In a bid to tackle poor-quality housing and rogue landlords in the private rented sector, the Chartered Institute of Environmental Health (CIEH) has called for a new mandatory registration scheme for landlords.
In its latest move to improve the standards of the PRS, the CIEH has written to a variety of politicians, including the leadership contenders for both the Conservative party and Liberal Democrats and urged them to consider a registration scheme for landlords in England. It believes that such a registration scheme is necessary as rogue landlords can currently operate under the radar of local councils and provide poor quality accommodation to the detriment of their tenants. Similar schemes are currently in operation in Scotland, Wales and Northern Ireland and have proved to be successful in deterring rogue landlords.

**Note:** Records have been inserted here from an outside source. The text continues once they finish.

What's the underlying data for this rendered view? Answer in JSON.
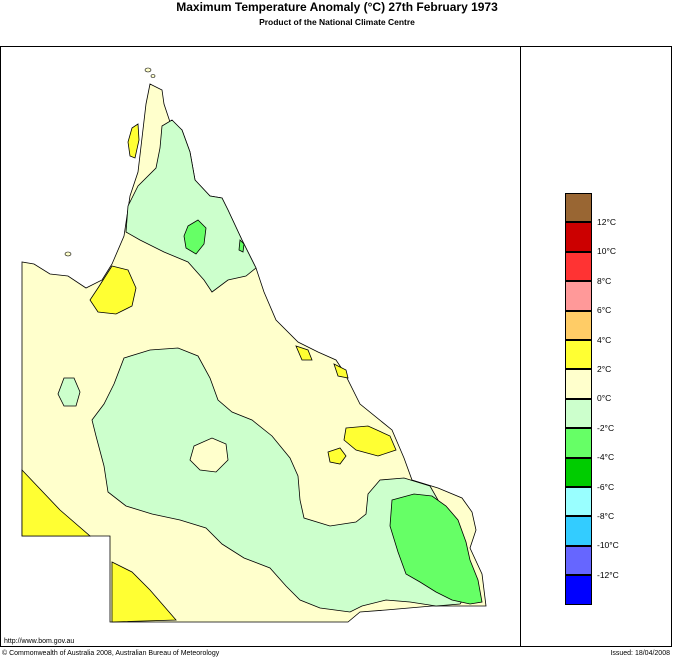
{
  "title": "Maximum Temperature Anomaly (°C)  27th February 1973",
  "subtitle": "Product of the National Climate Centre",
  "legend": {
    "items": [
      {
        "color": "#996633",
        "label": ""
      },
      {
        "color": "#cc0000",
        "label": "12°C"
      },
      {
        "color": "#ff3333",
        "label": "10°C"
      },
      {
        "color": "#ff9999",
        "label": "8°C"
      },
      {
        "color": "#ffcc66",
        "label": "6°C"
      },
      {
        "color": "#ffff33",
        "label": "4°C"
      },
      {
        "color": "#ffffcc",
        "label": "2°C"
      },
      {
        "color": "#ccffcc",
        "label": "0°C"
      },
      {
        "color": "#66ff66",
        "label": "-2°C"
      },
      {
        "color": "#00cc00",
        "label": "-4°C"
      },
      {
        "color": "#99ffff",
        "label": "-6°C"
      },
      {
        "color": "#33ccff",
        "label": "-8°C"
      },
      {
        "color": "#6666ff",
        "label": "-10°C"
      },
      {
        "color": "#0000ff",
        "label": "-12°C"
      }
    ]
  },
  "footer": {
    "url": "http://www.bom.gov.au",
    "copyright": "© Commonwealth of Australia 2008, Australian Bureau of Meteorology",
    "issued": "Issued: 18/04/2008"
  }
}
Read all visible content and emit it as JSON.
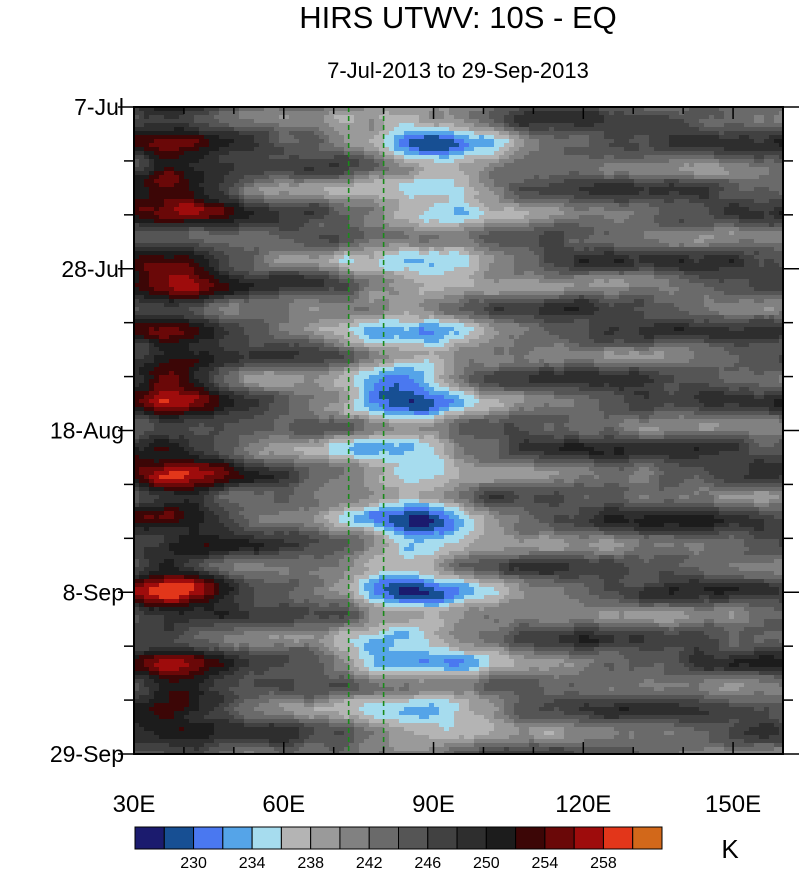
{
  "chart_data": {
    "type": "heatmap",
    "title": "HIRS UTWV: 10S - EQ",
    "subtitle": "7-Jul-2013 to 29-Sep-2013",
    "x_tick_labels": [
      "30E",
      "60E",
      "90E",
      "120E",
      "150E"
    ],
    "x_tick_values": [
      30,
      60,
      90,
      120,
      150
    ],
    "x_range": [
      30,
      160
    ],
    "y_tick_labels": [
      "7-Jul",
      "28-Jul",
      "18-Aug",
      "8-Sep",
      "29-Sep"
    ],
    "y_tick_days": [
      0,
      21,
      42,
      63,
      84
    ],
    "y_range_days": [
      0,
      84
    ],
    "reference_lines_lon": [
      73,
      80
    ],
    "colorbar": {
      "unit": "K",
      "levels": [
        228,
        230,
        232,
        234,
        236,
        238,
        240,
        242,
        244,
        246,
        248,
        250,
        252,
        254,
        256,
        258
      ],
      "labels": [
        "230",
        "234",
        "238",
        "242",
        "246",
        "250",
        "254",
        "258"
      ],
      "colors": [
        "#1b1b6e",
        "#174f93",
        "#4a78f0",
        "#55a4e8",
        "#a6dcee",
        "#b4b4b4",
        "#9a9a9a",
        "#818181",
        "#6a6a6a",
        "#555555",
        "#414141",
        "#2e2e2e",
        "#1c1c1c",
        "#3c0606",
        "#6a0808",
        "#9e0c0c",
        "#e2361a",
        "#d2681a"
      ]
    }
  }
}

The CIEH has told MPs that poor-quality housing is responsible for illnesses, injuries and, in extreme cases, death amongst tenants across England, and more needs to be done to protect tenants from such conditions. Their concerns aren’t completely unfounded either – in a recent survey carried out by the blinds and curtain company Hillary’s, it was reported that one in five tenants had fallen ill as a result of their poor-quality accommodation and it was reported by National Energy Action (NEA) that a shocking 17,000 people died in the winter of 2018 due to insufficient heating in their property.
The campaign is being backed up by recommendations in the Government-commissioned review into selective-licensing which also highlighted the benefits of a registration for landlords. The proposed key features of the scheme will include a mandatory fee that landlords will need to pay in order to register, a fine or penalty for landlords who fail to comply and the facilities for local authorities to communicate directly with landlords to keep them up-to-date on legislation and advise them on good practice when it comes to property management. There will also be a link to the Rogue Landlord Database to ensure that landlords who have been convicted of serious offences cannot move to another region and continue to operate undetected. It will also allow tenants to look up their landlord before renting a property.

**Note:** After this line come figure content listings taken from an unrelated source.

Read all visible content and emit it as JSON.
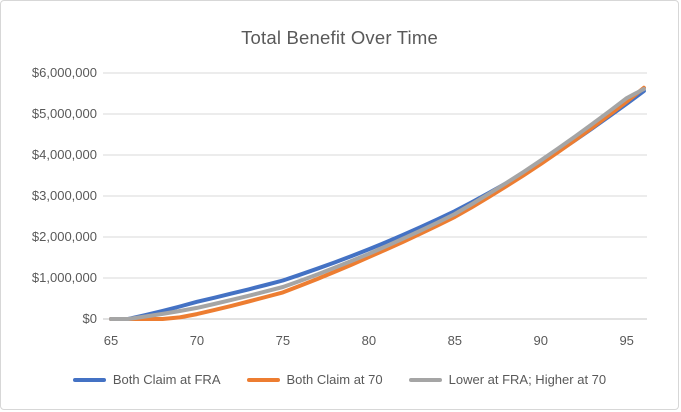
{
  "chart": {
    "title": "Total Benefit Over Time",
    "border_color": "#d7d7d7",
    "gridline_color": "#d9d9d9",
    "axis_line_color": "#c6c6c6",
    "text_color": "#595959"
  },
  "chart_data": {
    "type": "line",
    "title": "Total Benefit Over Time",
    "xlabel": "",
    "ylabel": "",
    "xlim": [
      65,
      96
    ],
    "ylim": [
      0,
      6000000
    ],
    "grid": true,
    "legend_position": "bottom",
    "x_ticks": [
      "65",
      "70",
      "75",
      "80",
      "85",
      "90",
      "95"
    ],
    "x_tick_values": [
      65,
      70,
      75,
      80,
      85,
      90,
      95
    ],
    "y_ticks": [
      "$0",
      "$1,000,000",
      "$2,000,000",
      "$3,000,000",
      "$4,000,000",
      "$5,000,000",
      "$6,000,000"
    ],
    "y_tick_values": [
      0,
      1000000,
      2000000,
      3000000,
      4000000,
      5000000,
      6000000
    ],
    "x": [
      65,
      66,
      67,
      68,
      69,
      70,
      71,
      72,
      73,
      74,
      75,
      76,
      77,
      78,
      79,
      80,
      81,
      82,
      83,
      84,
      85,
      86,
      87,
      88,
      89,
      90,
      91,
      92,
      93,
      94,
      95,
      96
    ],
    "series": [
      {
        "name": "Both Claim at FRA",
        "color": "#4472C4",
        "values": [
          0,
          0,
          95000,
          195000,
          305000,
          420000,
          518000,
          619000,
          723000,
          830000,
          940000,
          1080000,
          1226000,
          1378000,
          1536000,
          1700000,
          1874000,
          2054000,
          2240000,
          2432000,
          2630000,
          2850000,
          3078000,
          3314000,
          3558000,
          3810000,
          4080000,
          4360000,
          4650000,
          4948000,
          5250000,
          5560000
        ]
      },
      {
        "name": "Both Claim at 70",
        "color": "#ED7D31",
        "values": [
          0,
          0,
          0,
          0,
          40000,
          120000,
          218000,
          320000,
          426000,
          536000,
          650000,
          810000,
          976000,
          1148000,
          1326000,
          1510000,
          1694000,
          1884000,
          2080000,
          2282000,
          2490000,
          2730000,
          2980000,
          3238000,
          3506000,
          3780000,
          4068000,
          4364000,
          4668000,
          4980000,
          5300000,
          5640000
        ]
      },
      {
        "name": "Lower at FRA; Higher at 70",
        "color": "#A5A5A5",
        "values": [
          0,
          0,
          60000,
          125000,
          195000,
          270000,
          366000,
          465000,
          567000,
          672000,
          780000,
          930000,
          1086000,
          1248000,
          1416000,
          1590000,
          1772000,
          1960000,
          2154000,
          2354000,
          2560000,
          2805000,
          3058000,
          3319000,
          3589000,
          3868000,
          4156000,
          4452000,
          4756000,
          5068000,
          5388000,
          5610000
        ]
      }
    ]
  }
}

Commenting on the CIEH plans, housing policy spokesperson Tamara Sandoul said: “This new national landlord register is absolutely necessary if we are going to properly get a grip on poor housing conditions in the private rented sector. CIEH has been analysing the schemes already operating in Scotland, Wales, and Northern Ireland, and believe the time is right for England to follow suit. Not only would a register give local authorities a much stronger picture of housing in their areas, but it will leave rogue landlords with nowhere to hide, all while empowering renters to make informed choices about their housing options.”
Landlords that are providing sub-standard housing can pose as a serious threat to their tenants and a register like the one that the CIEH are proposing will certainly be a step in the right direction to stop these rogue landlords from operating.